Bu hainler edindikleri güçlerle öyle bir pervasız hale gelmişler ki, ruh hastası FETOŞ İblisini bile mahkeme Kararı ile son Peygamber ve Mehdi ilan etmekten çekinmediler.
Sivil ve Askeri Yargılarda kendilerinden olmayanları hallaç pamuğuna çevirdiler…
Şimdi bunlar, Terör örgütü üyesi, yani Terörist diye görevden alınıp tutuklandılar..
İyi güzel de, bu Terörist sözde Hâkim ve Savcıların geçmişte vatandaşlarımız hakkında verdikleri Kararlar ve doğurdukları haksızlıklar ne olacak?
Yani; Teröristler ülkemde ki vatandaşları yargılayıp, haklarını ve yaşam günlerini açıkça gasp ettiler.
Sayın cumhurbaşkanı; toplumun bu şerefsizler sürüsü karşısında kenetlenmesini süslemek ve Helalleşmek adına, kendisine hakaret eden, haksız ithamlarda bulunan 4 Bini aşkın kişi ve kuruluşlar hakkında açmış olduğu Davalardan bir kereye mahsus olmak üzere Feragat ettiğini ilan etti.
Yani; Sayın Erdoğan özel AF’fını ilan etti..
Toplum birliğini ve barışını sürdürmek adına güzel ve yerinde bir tavır…
Peki; şimdi toplumla helalleş me sırası kim de?
Hükümette veya Adalet Bakanın da…
Ne yapmalı?
Yapılan adli haksızlıkları ve hataları gidermek adına Kısmi bir AF tasarısını hemen Meclise sunulmalı..
Çıkarılacak bu AF öyle Genel AF anlamında da olmamalı.
15 Temmuz 2016 tarihi öncesinde açılan davalar ve alınan mahkûmiyetlerde haksızlıkların ortalama gidermesi adına en az 5 yıllık zamanlı cezaları kapsayan bir kısmi AF çıkarmalıdır.
Kamu vicdanının zedelenmemesi için de çıkarılacak bu kısmi Aftan, Devletin ve milletin birliğine kast etmiş, askeri ve polisi şehit etmiş, bölücülük yapmış kişiler asla yararlanmamalıdır.

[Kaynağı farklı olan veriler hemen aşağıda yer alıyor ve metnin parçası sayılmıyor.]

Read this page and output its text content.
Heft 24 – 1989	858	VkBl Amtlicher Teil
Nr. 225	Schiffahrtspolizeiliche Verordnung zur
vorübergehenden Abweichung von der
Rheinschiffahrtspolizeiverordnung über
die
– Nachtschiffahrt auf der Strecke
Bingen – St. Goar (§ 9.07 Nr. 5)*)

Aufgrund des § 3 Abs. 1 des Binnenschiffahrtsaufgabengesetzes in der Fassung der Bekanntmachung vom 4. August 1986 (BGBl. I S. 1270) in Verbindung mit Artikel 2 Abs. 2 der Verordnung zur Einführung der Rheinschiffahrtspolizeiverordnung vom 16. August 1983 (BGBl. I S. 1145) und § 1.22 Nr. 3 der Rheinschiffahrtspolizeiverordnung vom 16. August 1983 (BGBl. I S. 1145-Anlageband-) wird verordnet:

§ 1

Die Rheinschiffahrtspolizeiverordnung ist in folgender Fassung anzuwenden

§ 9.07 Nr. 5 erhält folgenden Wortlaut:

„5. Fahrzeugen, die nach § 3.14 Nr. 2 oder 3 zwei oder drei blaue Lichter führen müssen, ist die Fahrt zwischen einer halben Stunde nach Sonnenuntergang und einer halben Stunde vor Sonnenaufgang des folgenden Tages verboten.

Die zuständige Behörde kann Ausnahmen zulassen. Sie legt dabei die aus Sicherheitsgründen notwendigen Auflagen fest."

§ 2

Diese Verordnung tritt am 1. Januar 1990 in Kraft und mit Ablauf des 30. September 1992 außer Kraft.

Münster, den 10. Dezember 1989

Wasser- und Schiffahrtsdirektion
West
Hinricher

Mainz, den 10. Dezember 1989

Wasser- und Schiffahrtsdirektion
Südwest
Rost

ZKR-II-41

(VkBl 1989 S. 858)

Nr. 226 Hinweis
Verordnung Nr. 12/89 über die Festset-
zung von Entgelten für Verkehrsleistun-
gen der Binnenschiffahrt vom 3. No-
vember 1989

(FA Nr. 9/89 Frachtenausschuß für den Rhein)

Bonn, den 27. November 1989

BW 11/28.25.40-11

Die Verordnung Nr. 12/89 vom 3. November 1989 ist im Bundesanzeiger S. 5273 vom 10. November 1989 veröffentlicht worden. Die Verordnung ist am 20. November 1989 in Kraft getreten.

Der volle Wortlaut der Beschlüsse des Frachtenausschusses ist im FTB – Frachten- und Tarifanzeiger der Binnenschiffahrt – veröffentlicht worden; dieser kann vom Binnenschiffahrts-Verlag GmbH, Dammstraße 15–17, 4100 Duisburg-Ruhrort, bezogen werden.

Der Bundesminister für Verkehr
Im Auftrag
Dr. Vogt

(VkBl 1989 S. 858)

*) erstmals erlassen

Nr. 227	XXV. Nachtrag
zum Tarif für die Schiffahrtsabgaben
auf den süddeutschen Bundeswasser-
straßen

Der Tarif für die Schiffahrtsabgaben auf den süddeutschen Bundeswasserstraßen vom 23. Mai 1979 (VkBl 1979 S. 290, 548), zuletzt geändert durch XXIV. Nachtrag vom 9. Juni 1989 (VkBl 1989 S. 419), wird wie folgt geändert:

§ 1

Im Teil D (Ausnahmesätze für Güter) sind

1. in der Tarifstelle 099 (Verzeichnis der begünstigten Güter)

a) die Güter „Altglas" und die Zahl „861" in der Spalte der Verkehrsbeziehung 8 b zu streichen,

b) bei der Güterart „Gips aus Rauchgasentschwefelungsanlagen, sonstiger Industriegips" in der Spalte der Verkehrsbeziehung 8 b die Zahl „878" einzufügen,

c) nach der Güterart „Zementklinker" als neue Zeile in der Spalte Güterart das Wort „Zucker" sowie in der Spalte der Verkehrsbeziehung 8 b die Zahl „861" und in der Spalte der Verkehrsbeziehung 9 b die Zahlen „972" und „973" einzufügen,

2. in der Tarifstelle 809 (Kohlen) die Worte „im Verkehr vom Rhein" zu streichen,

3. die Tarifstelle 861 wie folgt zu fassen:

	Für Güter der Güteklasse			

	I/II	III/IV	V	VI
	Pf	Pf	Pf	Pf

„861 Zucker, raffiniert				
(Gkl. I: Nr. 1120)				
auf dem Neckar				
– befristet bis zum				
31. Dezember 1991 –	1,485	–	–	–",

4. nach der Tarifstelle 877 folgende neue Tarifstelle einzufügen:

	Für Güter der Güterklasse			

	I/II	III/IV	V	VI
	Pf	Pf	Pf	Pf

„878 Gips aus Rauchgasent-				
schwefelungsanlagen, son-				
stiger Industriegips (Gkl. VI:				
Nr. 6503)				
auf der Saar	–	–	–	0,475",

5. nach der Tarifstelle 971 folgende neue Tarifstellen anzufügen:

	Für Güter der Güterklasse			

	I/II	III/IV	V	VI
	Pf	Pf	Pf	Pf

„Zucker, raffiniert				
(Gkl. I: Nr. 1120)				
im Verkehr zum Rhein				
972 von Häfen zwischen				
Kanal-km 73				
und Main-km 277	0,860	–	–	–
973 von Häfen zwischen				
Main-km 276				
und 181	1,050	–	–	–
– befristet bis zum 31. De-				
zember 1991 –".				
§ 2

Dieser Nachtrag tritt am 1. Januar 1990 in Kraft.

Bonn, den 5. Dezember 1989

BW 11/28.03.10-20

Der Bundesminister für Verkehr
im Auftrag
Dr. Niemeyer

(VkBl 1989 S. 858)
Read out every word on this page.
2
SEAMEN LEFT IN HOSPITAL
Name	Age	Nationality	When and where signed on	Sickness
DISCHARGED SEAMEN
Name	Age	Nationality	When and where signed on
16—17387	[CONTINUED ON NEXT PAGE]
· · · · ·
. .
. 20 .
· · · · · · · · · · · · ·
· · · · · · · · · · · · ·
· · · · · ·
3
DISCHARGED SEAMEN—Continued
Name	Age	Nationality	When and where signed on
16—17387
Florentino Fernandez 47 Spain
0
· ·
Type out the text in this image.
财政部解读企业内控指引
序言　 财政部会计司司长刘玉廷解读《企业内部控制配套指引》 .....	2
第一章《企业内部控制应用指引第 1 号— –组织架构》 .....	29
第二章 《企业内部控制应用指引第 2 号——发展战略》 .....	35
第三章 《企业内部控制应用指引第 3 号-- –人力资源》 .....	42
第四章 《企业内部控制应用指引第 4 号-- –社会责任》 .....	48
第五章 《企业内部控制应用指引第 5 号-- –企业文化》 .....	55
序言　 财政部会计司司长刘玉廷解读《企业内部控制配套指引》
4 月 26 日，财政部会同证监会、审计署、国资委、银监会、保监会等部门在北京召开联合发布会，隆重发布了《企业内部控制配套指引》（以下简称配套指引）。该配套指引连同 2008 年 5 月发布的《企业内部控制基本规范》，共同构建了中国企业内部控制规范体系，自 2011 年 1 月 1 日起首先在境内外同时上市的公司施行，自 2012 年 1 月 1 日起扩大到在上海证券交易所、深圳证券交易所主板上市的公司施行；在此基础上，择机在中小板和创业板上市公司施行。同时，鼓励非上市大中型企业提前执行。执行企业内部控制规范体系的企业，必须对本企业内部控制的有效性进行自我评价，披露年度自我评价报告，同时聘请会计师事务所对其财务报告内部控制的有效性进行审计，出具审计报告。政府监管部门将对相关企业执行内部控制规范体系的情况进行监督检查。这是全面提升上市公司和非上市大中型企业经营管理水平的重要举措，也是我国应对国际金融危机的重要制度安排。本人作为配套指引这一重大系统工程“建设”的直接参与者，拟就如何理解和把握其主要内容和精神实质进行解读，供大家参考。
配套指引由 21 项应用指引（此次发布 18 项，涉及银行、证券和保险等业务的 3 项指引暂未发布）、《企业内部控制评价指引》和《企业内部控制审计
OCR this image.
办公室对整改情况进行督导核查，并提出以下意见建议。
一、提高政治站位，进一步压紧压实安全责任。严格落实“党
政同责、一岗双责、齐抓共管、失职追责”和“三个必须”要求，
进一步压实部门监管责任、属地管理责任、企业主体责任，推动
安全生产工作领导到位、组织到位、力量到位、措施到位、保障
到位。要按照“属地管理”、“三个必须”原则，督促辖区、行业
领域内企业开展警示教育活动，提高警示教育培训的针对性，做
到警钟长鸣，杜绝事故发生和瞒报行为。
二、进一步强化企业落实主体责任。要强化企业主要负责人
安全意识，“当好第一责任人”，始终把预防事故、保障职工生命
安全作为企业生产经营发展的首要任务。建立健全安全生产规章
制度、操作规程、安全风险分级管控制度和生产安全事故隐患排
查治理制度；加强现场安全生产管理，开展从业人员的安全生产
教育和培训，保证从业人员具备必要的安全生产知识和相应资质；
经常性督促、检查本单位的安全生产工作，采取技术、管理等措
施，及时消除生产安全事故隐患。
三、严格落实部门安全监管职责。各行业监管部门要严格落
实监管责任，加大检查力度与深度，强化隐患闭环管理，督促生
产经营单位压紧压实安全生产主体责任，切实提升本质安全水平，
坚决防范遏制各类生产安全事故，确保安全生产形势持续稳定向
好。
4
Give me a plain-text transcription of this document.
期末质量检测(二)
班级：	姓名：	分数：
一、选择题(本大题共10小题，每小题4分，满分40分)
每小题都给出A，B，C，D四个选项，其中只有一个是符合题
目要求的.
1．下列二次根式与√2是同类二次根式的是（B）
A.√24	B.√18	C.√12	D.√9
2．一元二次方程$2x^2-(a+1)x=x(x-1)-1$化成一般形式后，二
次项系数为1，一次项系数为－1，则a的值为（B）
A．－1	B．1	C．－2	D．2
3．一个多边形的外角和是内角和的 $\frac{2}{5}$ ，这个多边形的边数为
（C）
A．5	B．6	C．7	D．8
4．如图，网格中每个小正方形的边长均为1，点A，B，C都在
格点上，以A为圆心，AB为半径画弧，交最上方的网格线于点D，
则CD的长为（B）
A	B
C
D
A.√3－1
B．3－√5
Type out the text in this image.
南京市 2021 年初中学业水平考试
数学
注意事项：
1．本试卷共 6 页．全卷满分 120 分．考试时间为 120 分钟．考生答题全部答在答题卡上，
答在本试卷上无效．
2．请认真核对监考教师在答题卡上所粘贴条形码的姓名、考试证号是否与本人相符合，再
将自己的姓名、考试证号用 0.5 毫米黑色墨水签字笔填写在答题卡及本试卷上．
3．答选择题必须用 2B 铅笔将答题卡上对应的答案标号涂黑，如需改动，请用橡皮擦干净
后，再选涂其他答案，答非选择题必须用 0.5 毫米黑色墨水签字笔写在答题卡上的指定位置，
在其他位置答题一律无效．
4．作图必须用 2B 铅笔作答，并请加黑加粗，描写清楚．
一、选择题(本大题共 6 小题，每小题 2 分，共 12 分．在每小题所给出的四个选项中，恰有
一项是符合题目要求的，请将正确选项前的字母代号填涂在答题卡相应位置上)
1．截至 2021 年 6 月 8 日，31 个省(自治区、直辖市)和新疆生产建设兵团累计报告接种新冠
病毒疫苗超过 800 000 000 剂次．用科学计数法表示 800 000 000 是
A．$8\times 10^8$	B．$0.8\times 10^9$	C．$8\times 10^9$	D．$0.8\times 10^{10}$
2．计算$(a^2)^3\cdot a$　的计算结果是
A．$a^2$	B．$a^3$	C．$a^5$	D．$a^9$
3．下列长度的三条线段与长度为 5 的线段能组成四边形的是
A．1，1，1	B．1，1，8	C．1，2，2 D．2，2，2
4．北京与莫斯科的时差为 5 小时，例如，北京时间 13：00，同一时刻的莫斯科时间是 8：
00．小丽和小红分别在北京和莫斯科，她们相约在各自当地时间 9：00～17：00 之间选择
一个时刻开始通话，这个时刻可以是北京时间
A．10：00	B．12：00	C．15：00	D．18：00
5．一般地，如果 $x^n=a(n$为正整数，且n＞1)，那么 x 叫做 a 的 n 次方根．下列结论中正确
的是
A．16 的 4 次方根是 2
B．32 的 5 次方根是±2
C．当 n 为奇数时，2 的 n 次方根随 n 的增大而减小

Dünyaya birliğin ve beraberliğin, ülke ve demokrasi savunmasının nasıl olduğunu 15 Temmuz gecesi gösteren bu millete, bu halka sunulacak her türlü iyi şeyler boşa gitmeyecektir.
Toplumda ki gerginlik biraz da olsa giderilmiş olacak ve helalleşme de yerini bulacaktır.